In many ways I think the subjective use of the data should be separated from the objective process of securing the accuracy of the individual values. The data is either objectively accurate or it is not. The key to this, though, is making sure the users are fully informed – and they understand – the definitions of the data. In fact, this may be the most difficult aspect of data quality. Technically, I think defining data at a granular level may be relatively easy as compared to making sure users understand those definitions.
Then there is the cross-enterprise use of data – and whether your definitions align with the rest of the world. A recent study conducted by AMR Research and GXS shows that about 1/3 of all data originates outside an organization (40% in automotive, 30% in high tech, about 34% in retail).
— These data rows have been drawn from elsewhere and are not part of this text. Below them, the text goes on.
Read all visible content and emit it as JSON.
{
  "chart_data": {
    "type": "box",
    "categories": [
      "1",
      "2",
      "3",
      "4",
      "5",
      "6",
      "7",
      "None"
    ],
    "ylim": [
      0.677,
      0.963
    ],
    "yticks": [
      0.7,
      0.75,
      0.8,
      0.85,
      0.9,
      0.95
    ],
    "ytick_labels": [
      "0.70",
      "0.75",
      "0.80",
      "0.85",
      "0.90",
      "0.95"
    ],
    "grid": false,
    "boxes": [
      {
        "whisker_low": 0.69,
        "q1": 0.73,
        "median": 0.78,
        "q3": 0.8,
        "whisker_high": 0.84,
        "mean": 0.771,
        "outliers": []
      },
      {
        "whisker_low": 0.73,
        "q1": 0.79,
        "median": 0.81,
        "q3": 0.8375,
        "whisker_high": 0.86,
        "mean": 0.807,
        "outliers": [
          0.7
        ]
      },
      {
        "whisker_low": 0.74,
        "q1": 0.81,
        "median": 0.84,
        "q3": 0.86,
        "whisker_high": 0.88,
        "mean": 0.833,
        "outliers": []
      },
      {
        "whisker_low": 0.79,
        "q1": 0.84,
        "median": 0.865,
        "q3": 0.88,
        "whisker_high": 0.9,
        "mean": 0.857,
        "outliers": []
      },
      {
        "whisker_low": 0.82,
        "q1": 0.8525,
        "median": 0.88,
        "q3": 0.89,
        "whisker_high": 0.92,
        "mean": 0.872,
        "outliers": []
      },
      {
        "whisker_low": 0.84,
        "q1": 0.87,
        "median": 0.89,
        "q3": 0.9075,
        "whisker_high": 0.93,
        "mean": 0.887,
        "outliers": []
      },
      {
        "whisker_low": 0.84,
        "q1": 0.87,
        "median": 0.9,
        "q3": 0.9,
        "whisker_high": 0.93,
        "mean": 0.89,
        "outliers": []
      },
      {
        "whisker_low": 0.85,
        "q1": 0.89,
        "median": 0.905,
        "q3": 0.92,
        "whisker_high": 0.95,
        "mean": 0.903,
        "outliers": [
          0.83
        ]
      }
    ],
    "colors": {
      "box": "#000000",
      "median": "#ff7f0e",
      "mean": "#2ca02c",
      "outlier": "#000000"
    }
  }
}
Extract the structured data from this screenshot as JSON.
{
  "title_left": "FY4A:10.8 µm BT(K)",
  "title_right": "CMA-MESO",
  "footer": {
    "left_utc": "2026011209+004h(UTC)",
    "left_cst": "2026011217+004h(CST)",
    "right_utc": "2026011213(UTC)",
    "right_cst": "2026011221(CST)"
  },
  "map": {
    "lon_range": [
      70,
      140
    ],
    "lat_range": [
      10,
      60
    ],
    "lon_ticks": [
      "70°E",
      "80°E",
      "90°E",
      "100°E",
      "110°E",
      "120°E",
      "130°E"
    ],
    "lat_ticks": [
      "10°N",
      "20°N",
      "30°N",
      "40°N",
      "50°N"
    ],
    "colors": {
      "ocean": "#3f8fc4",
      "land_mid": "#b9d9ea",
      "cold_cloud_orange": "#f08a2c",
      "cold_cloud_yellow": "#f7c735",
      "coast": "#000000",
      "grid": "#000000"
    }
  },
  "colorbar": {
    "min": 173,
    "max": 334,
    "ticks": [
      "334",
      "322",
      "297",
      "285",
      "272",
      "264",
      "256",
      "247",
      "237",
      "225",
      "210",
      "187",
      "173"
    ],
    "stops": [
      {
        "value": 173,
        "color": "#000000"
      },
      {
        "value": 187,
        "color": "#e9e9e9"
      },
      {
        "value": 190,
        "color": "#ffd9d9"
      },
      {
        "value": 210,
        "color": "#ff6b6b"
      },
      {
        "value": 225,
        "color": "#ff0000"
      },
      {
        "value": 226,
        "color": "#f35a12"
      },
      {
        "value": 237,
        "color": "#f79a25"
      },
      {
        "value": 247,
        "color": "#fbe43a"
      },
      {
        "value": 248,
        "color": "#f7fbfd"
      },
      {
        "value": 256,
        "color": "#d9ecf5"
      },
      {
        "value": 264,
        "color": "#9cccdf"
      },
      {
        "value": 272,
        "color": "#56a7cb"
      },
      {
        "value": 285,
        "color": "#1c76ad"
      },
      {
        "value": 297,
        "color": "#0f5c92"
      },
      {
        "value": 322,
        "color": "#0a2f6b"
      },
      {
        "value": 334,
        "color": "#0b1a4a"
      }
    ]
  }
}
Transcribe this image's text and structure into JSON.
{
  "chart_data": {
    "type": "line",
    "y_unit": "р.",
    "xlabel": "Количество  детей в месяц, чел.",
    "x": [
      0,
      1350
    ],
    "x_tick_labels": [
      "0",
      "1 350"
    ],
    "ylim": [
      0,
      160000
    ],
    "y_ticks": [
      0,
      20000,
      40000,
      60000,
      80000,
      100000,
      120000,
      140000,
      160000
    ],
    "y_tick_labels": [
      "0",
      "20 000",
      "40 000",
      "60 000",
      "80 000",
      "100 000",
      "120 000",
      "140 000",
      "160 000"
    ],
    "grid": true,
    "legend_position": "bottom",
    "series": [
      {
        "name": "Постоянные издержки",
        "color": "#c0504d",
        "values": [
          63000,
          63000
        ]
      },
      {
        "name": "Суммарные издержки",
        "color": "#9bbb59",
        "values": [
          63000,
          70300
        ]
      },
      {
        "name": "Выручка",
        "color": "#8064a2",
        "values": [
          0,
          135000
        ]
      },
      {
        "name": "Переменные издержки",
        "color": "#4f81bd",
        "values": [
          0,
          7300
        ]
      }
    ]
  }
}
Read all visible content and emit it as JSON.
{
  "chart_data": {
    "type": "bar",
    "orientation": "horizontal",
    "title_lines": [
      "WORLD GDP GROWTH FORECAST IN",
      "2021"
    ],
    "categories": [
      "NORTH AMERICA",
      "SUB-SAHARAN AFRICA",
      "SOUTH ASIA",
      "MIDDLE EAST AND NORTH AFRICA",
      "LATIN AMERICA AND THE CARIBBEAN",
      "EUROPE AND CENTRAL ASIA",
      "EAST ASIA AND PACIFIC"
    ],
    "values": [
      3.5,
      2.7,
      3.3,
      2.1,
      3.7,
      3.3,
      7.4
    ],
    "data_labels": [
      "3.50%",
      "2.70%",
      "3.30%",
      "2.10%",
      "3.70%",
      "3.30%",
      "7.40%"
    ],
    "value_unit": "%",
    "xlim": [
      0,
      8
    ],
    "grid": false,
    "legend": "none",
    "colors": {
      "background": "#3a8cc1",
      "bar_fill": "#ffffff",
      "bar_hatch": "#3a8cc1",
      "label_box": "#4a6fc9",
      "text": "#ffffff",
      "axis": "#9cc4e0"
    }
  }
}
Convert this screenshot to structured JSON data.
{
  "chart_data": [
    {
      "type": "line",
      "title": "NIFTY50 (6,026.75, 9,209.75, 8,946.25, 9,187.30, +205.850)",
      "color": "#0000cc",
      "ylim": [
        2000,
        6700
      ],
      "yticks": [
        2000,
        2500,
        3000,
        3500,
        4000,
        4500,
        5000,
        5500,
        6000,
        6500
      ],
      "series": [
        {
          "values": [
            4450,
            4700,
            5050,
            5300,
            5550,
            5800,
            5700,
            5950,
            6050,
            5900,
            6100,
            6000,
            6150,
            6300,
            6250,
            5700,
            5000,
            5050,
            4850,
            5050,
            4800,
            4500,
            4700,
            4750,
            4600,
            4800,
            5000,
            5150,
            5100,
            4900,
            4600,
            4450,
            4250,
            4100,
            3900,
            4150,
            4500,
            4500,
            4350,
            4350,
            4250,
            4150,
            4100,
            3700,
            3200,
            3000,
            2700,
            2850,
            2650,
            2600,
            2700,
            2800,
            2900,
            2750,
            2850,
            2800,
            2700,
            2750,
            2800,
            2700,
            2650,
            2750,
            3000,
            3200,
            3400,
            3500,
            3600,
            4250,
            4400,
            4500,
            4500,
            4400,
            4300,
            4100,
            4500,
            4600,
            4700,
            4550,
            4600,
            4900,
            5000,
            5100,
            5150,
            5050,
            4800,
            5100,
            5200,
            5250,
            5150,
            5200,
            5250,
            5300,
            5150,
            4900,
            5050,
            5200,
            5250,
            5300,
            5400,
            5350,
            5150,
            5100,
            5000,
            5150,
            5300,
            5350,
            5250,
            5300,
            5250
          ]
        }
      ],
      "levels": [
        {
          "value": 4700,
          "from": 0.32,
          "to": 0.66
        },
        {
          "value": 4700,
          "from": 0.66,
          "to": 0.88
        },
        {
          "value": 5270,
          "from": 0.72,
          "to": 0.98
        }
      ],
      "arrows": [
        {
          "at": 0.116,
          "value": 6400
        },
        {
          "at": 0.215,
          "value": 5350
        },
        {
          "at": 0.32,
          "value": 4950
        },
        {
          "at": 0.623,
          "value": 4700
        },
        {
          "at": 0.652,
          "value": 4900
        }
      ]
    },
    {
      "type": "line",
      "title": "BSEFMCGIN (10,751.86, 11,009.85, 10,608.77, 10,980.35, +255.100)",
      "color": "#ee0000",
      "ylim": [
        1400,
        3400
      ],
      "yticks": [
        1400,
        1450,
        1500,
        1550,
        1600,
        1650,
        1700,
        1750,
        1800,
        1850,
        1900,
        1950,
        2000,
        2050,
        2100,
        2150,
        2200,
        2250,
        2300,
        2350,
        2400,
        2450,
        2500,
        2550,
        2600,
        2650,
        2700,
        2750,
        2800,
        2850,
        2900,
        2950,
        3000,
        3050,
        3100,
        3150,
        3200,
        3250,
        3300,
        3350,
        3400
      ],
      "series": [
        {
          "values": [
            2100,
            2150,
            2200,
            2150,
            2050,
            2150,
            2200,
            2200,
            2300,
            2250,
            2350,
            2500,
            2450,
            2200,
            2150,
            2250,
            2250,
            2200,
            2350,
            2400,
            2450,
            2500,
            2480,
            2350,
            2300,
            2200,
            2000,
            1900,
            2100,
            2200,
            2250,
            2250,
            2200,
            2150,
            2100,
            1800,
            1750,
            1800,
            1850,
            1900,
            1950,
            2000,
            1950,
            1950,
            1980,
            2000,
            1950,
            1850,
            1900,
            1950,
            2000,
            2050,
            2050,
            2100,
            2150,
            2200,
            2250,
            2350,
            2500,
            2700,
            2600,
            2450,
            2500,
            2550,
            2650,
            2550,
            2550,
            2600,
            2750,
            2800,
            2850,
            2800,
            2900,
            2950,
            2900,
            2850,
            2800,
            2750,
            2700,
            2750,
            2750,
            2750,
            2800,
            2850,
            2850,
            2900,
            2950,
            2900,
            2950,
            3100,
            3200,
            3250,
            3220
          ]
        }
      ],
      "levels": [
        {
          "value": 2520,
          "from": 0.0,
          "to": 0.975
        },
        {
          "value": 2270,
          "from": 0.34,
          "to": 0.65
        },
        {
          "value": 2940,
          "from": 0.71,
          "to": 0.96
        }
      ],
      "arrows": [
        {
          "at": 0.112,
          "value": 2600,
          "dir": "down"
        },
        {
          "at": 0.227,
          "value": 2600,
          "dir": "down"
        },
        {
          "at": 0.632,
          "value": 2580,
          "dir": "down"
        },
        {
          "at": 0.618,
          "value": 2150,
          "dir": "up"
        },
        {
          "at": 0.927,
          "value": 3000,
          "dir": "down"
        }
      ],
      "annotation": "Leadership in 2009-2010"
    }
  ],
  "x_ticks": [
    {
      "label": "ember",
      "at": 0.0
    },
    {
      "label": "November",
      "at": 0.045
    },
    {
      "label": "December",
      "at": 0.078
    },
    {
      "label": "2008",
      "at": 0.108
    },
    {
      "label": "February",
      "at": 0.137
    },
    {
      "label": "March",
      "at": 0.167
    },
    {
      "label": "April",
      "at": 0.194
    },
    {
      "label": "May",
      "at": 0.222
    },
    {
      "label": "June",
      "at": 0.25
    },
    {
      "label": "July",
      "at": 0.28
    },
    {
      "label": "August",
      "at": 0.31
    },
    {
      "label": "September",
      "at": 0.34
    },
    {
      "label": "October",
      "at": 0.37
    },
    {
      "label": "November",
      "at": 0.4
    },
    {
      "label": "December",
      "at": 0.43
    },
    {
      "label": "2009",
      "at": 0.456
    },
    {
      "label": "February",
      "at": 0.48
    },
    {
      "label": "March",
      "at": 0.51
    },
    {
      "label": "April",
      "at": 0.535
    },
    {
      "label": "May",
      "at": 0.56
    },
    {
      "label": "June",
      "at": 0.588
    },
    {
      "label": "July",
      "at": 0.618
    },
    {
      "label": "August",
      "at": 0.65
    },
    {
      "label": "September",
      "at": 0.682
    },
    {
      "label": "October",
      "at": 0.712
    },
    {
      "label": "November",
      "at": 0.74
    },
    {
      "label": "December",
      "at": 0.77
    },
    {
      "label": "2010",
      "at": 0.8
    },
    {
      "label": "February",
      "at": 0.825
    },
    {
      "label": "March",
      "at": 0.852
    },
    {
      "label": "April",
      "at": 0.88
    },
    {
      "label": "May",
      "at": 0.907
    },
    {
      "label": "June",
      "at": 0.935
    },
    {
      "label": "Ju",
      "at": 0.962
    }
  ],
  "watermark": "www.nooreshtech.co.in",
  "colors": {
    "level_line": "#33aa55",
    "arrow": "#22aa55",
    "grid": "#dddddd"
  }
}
Industry standard definitions come in handy but everyone has to use them to bring real value to the various enterprises (see the retail supply chain’s use of the Global Data Synchronization Network as an example of good definitions but limited adoption). We still probably have the need to translate definitions between organizations. That is where the breakdown comes. Like much of the success in the RFID world, data quality is best managed in a closed loop environment. Once it leaves your four walls (or your back office systems) you can’t easily control 1) its continued accuracy 2) its definition 3) the interpretation of the definition by external users. Even with a global standard, GDSN participants had trouble figuring out how to measure their products so height, depth and width have been transposed many times.
I think, though, that companies that focus on internal data accuracy will be in a much better position to have cross-enterprise accuracy as well. The key here is that eliminating the internal challenges will reduce the occurrences of problems and help narrow the list of places to look if any do arise. And having that good data can help make an ERP Firewall much more valuable.
Of course, this topic is something that could take thousands of pages to cover and years to write – and still miss most of the challenges, I’m sure. But sticking to the three points above for internal data quality can go a long way towards making better decisions, improving the bottom line, and making the overall enterprise more effective.